Al abordar las acciones de la institución contra el fraude, el titular de la DGII explicó la gravedad de retener el ITBIS o el Impuesto sobre la Renta y no reportarlo a la administración. «La DGII no persigue de manera arbitraria, pero sí estructura expedientes sólidos contra quienes cometen delitos tributarios», puntualizó, haciendo hincapié en que la evasión no solo afecta las arcas del Estado, sino que también contamina el sistema financiero formal.
Sobre las consecuencias legales del incumplimiento tributario, la consultora jurídica de la DGII, Juanita Canahuate, explicó que no todo incumplimiento constituye automáticamente un delito penal, aunque advirtió que puede escalar dependiendo de la intención del contribuyente. “Cuando hay una intención dolosa de no pagar impuestos, entonces sí hay un delito”, indicó Canahuate, calificándolo además como un precedente del lavado de activos. Sin embargo, Urrutia explicó que muchos contribuyentes se encuentran en condición de omisos debido a la complejidad del sistema tributario y no necesariamente por la intención de evadir impuestos.

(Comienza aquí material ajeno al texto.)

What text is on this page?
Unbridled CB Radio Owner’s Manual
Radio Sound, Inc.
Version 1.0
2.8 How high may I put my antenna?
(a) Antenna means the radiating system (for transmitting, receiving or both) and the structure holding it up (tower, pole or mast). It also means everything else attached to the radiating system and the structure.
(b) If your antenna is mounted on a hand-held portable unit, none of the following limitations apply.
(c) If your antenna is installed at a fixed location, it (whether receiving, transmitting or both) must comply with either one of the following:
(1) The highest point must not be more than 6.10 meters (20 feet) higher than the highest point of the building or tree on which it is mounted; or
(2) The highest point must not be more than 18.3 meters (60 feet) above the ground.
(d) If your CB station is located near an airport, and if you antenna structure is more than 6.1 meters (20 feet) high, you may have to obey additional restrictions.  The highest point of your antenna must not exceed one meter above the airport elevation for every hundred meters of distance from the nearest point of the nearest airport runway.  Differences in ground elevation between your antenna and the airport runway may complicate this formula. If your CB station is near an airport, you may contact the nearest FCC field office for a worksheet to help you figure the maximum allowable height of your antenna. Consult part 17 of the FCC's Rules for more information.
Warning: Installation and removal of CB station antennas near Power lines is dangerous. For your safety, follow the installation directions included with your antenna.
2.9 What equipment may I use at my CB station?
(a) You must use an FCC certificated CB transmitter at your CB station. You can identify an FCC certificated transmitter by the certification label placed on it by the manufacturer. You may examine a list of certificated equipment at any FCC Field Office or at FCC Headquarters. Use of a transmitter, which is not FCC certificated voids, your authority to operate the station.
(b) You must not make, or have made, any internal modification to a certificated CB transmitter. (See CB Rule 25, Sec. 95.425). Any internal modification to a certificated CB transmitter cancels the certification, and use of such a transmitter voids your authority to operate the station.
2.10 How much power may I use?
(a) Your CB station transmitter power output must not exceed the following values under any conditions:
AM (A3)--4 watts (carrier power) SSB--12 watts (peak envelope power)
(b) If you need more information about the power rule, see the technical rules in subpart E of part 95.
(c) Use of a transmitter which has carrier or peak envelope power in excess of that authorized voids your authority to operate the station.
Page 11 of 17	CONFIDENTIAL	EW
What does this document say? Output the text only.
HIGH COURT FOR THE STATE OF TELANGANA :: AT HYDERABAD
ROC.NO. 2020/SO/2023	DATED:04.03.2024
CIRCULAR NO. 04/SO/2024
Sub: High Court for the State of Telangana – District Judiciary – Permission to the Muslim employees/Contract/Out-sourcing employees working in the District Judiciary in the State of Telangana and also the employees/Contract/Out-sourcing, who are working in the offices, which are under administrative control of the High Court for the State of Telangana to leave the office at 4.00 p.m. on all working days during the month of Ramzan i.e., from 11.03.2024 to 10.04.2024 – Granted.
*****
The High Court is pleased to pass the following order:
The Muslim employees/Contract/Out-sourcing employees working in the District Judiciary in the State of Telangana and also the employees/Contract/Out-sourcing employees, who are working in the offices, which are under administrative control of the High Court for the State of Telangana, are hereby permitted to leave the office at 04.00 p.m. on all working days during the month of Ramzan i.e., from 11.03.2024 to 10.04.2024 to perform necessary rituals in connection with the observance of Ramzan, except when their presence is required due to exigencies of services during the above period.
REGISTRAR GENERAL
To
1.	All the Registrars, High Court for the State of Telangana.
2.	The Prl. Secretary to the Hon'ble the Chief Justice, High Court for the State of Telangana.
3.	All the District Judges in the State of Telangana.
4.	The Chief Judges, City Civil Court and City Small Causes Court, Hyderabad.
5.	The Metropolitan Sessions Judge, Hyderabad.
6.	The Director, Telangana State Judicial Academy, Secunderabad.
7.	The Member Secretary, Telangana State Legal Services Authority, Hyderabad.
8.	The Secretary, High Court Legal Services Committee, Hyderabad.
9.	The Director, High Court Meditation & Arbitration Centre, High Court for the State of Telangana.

Cierre de negocios, competencia justa y ausencia de presiones
En relación con el cumplimiento de las normativas vigentes, Urrutia fue categórico al señalar que la institución mantendrá una postura estricta frente a los comercios que operan al margen de la ley. «Hemos cerrado negocios y seguiremos cerrando si hay incumplimiento de la ley», afirmó, argumentando que la misión central de su gestión es garantizar una competencia justa y nivelar el campo para proteger a los sectores formales que sí cumplen con sus obligaciones.
Durante una entrevista en el programa Revista 110 con Julio Hazim, al ser cuestionado sobre si ha recibido solicitudes o llamadas para detener este tipo de procesos sancionatorios, Pedro Urrutia fue tajante al declarar que «la DGII no recibe presión de nadie», dejando claro que la ley se aplica de manera equitativa.
Aproximación al contribuyente omiso y facilidades
A pesar de la firmeza contra el fraude deliberado, Urrutia reiteró que la primera línea de acción de la DGII busca acercar a la gente a la institución para facilitar el cumplimiento voluntario y reducir los niveles de omisión. Explicó que el objetivo es brindar los canales necesarios para que los contribuyentes regularicen su estatus antes de que sus deudas u omisiones escalen a instancias mayores. Guarionex De la Cruz, subdirector de Gestión y Cumplimiento, explicó que el impuesto al consumo es uno de los que más frecuentemente se evaden.
Defensa de los anticipos y rechazo al impuesto fijo
En el ámbito de las políticas recaudatorias, el titular de la DGII reafirmó su oposición a la eliminación del esquema de anticipos. Argumentó que su eliminación generaría severas presiones financieras y mayores problemas para la carga del contribuyente al final del período fiscal, ya que las empresas se verían obligadas a liquidar la totalidad de su impuesto anual en un único pago, lo que afectaría de golpe su liquidez.
Asimismo, adoptó una postura crítica respecto a la viabilidad de un modelo de "impuesto fijo", argumentando las razones técnicas y las distorsiones que este tipo de esquemas suele generar en la equidad del sistema tributario.
Fiscalización de riesgos, beneficiarios finales y reformas en curso
Durante la entrevista, que incluyó a técnicos de la DGII, Joel Polanco, subdirector de fiscalización, detalló que se trabaja bajo un modelo basado estrictamente en la gestión de riesgos. Polanco aclaró un mito frecuente en el sector empresarial al precisar que la presentación de una declaración rectificativa por parte de un contribuyente no implica automáticamente el inicio de una fiscalización externa o auditoría.
Por otra parte, destacó la rigurosidad con la que se supervisa la transparencia corporativa a través de las declaraciones de impuestos, lo que permite identificar claramente a los accionistas y beneficiarios finales. Esto permite a la DGII evaluar el nivel de riesgo de cada actor y determinar con precisión quiénes controlan realmente las estructuras societarias.
Finalmente, el director Pedro Urrutia explicó que la reforma tributaria ya se está aplicando en el día a día a través de dos vías: mediante la ejecución de medidas administrativas internas y, eventualmente, con la reforma estructural una vez que sea aprobada. En ese sentido, destacó las acciones normativas y de fiscalización que se están implementando con especial atención en las plataformas digitales para asegurar que tributen de acuerdo con la realidad del mercado actual.